The Section 106 investigation report has recommended that criminal charges be laid against the suspended chief financial officer (CFO), Lydia Mahloko, after she verbally instructed the accountant creditors to pay LSOGA Projects (Pty) Ltd for the vehicle.
The accountant creditors had handwritten on the face of the invoice that Mahloko had telephonically requested her on February 26 to “immediately effect payment, without any written instructions”.
The investigation task team pointed out that the fact that the request was never submitted in writing amounted to a “clear violation of supply chain management processes” and went against “best practices”.
“The refusal of the CFO to provide a written instruction is puzzling.
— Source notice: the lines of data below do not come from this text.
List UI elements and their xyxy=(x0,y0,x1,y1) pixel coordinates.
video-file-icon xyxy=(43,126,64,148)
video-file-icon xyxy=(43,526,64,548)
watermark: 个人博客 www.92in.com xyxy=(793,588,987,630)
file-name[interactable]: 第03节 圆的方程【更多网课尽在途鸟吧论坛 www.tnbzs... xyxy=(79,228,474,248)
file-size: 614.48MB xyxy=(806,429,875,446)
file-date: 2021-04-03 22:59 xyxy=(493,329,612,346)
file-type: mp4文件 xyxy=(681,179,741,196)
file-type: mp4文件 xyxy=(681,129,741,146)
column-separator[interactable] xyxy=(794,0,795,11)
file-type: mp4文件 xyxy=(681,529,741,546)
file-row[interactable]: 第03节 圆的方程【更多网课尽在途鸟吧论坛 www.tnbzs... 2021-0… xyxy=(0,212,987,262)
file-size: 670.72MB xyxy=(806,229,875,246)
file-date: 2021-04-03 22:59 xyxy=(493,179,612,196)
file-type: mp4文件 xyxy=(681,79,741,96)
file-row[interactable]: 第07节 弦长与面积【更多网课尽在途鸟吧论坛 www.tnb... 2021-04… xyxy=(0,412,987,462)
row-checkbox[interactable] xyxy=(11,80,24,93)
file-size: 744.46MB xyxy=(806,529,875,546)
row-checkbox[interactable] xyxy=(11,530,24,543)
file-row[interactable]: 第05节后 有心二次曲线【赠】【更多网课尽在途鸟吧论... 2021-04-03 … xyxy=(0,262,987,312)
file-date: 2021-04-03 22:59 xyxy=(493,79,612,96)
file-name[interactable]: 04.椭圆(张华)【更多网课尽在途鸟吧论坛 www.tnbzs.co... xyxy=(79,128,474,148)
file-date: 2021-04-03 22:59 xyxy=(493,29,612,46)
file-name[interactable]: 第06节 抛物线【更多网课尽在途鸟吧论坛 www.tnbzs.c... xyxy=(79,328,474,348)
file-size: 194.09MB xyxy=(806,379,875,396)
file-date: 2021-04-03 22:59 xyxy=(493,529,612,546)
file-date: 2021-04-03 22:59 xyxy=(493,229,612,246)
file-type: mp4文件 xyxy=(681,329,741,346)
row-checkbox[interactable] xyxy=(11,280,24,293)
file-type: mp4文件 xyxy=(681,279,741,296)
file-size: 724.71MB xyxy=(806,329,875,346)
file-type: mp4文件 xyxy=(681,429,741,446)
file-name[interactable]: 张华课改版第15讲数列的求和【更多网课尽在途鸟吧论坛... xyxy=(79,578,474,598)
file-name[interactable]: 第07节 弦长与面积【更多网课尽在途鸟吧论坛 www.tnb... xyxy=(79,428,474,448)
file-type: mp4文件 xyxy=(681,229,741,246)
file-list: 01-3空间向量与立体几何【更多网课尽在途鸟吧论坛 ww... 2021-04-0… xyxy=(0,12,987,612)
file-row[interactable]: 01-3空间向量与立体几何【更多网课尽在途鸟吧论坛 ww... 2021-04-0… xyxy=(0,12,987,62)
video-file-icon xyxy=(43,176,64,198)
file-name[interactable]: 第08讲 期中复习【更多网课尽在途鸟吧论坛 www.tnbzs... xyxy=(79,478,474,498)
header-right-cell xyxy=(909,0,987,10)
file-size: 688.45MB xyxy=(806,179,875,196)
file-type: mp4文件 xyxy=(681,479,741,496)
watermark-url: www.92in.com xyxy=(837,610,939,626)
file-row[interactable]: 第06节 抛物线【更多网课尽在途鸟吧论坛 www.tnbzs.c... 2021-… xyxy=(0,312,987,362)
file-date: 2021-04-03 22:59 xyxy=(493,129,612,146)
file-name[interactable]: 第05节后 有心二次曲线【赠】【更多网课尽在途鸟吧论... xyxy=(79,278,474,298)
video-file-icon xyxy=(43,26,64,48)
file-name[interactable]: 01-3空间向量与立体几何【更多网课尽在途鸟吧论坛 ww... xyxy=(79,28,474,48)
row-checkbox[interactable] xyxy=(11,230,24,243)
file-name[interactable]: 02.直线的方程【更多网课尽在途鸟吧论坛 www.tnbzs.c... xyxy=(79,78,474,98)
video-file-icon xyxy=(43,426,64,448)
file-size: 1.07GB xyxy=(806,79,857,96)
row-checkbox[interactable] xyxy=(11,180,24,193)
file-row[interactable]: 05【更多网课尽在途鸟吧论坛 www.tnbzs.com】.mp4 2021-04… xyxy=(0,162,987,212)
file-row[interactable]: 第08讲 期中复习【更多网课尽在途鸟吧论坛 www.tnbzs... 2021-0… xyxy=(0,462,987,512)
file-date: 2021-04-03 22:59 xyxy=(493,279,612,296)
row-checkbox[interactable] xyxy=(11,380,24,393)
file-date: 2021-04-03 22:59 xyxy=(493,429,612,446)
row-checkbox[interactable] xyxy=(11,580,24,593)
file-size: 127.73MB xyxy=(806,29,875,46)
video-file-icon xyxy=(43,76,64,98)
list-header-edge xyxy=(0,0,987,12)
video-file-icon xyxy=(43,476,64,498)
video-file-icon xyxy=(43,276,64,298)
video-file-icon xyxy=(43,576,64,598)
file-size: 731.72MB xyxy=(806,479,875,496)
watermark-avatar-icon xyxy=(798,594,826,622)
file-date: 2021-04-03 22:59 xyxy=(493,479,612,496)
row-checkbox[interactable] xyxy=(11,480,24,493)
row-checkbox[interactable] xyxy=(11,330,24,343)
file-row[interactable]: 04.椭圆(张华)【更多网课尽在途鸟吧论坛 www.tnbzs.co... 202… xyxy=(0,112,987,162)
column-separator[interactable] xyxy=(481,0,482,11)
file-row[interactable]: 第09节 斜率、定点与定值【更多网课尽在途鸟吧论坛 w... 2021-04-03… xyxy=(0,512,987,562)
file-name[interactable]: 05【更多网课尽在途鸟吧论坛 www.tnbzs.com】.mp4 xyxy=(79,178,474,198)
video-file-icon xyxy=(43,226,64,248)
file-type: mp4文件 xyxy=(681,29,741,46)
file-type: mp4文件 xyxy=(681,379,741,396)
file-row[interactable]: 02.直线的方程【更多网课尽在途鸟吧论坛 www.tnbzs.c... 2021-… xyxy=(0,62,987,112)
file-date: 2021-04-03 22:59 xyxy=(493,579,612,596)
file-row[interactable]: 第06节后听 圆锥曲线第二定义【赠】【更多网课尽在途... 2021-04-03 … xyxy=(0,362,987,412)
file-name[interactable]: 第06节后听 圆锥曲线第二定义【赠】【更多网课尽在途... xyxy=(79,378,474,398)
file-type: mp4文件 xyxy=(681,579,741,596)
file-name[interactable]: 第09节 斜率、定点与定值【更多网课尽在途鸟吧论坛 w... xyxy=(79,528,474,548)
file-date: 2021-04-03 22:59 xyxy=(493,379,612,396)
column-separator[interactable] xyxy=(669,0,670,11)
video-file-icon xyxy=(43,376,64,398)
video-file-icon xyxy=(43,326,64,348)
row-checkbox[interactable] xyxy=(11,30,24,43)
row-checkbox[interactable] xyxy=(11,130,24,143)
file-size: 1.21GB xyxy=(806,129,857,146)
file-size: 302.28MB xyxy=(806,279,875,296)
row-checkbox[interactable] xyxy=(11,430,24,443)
Is it because she did not want to leave a paper trail of her instruction. If yes, why not?”
The task team also found difficulty in understanding why an amount of R5.6 million was paid for a fleet of vehicles, including the Audi Q7, through LSOGA Projects, in favour of the “normal acceptable motor vehicle dealership”.
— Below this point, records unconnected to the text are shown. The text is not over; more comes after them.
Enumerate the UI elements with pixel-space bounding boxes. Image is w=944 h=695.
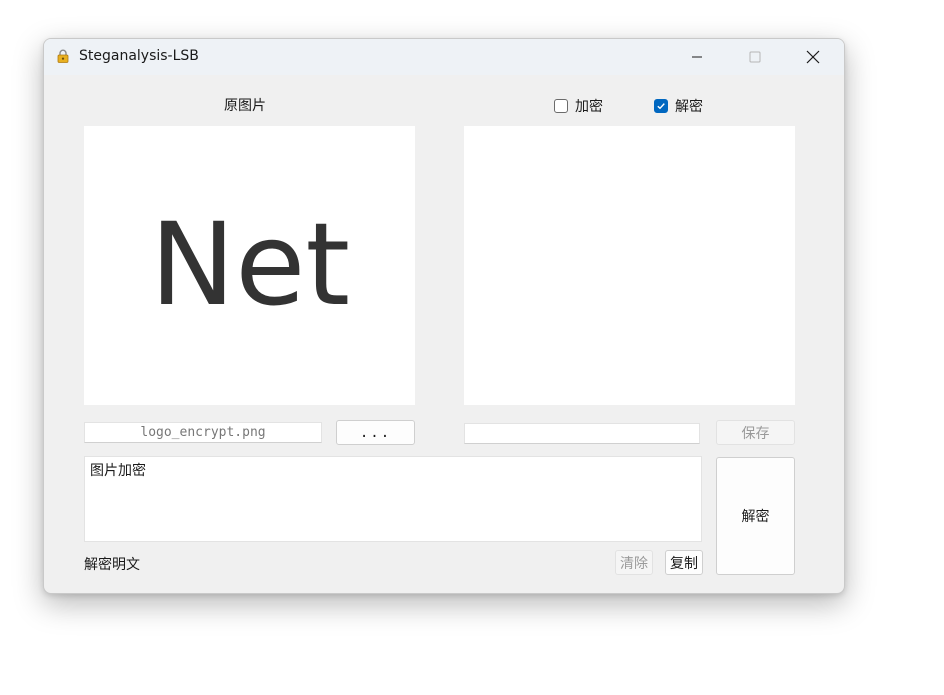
decrypt-checkbox[interactable]: 解密 (654, 96, 703, 116)
minimize-button[interactable] (674, 39, 720, 75)
encrypt-checkbox-label: 加密 (575, 99, 603, 115)
encrypt-checkbox[interactable]: 加密 (554, 96, 603, 116)
decrypt-checkbox-label: 解密 (675, 99, 703, 115)
check-icon (657, 103, 665, 110)
plaintext-caption: 解密明文 (84, 557, 140, 573)
original-image-text: Net (150, 198, 350, 331)
minimize-icon (692, 56, 702, 58)
maximize-button[interactable] (732, 39, 778, 75)
message-textarea[interactable]: 图片加密 (84, 456, 702, 542)
decrypt-action-button[interactable]: 解密 (716, 457, 795, 575)
title-bar[interactable]: Steganalysis-LSB (44, 39, 844, 75)
close-button[interactable] (790, 39, 836, 75)
output-path-field[interactable] (464, 423, 700, 444)
encrypt-checkbox-box[interactable] (554, 99, 568, 113)
window-title: Steganalysis-LSB (79, 48, 199, 64)
save-button[interactable]: 保存 (716, 420, 795, 445)
maximize-icon (749, 51, 761, 63)
result-image-panel (464, 126, 795, 405)
browse-button[interactable]: ... (336, 420, 415, 445)
lock-icon (57, 49, 69, 63)
copy-button[interactable]: 复制 (665, 550, 703, 575)
app-window: Steganalysis-LSB 原图片 Net ... 加密 (43, 38, 845, 594)
clear-button[interactable]: 清除 (615, 550, 653, 575)
decrypt-checkbox-box[interactable] (654, 99, 668, 113)
source-filename-field[interactable] (84, 422, 322, 443)
original-image: Net (150, 198, 350, 331)
original-image-panel: Net (84, 126, 415, 405)
original-image-heading: 原图片 (224, 98, 266, 114)
close-icon (806, 50, 820, 64)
The report indicated that fruitless and or wasteful expenditure could have been avoided if the former mayoral vehicle – a Mercedes-Benz E500 – was properly maintained and repaired.
“The Mercedes-Benz was allowed to accumulate more than 150 000 kilometres, which ultimately led to its constant breaking down and unnecessary cost to the municipality.
“The unnecessary, unexplainable delay in replacing the Mercedes-Benz led to fruitless and wasteful expenditure as no reasonable care was taken to adhere to the South African Local Government Association (Salga) mayoral handbook.”
The task team found the report drafted by the CFO for the finance committee on April 18 to be “shocking, not helpful” and “an excellent example of the CFO passing the buck”.
“Any CFO worth his or her salt is responsible for the approval and or recommendation of costs within the entity she serves. Therefore for a CFO to proclaim otherwise is indeed unacceptable. The so-called justification that there was a budget is legally untenable and cannot be considered at all.”
It believed that the CFO was “not up to date with the finances of the municipality” and advised that disciplinary measures should be instituted against the municipal manager for fruitless and wasteful expenditure.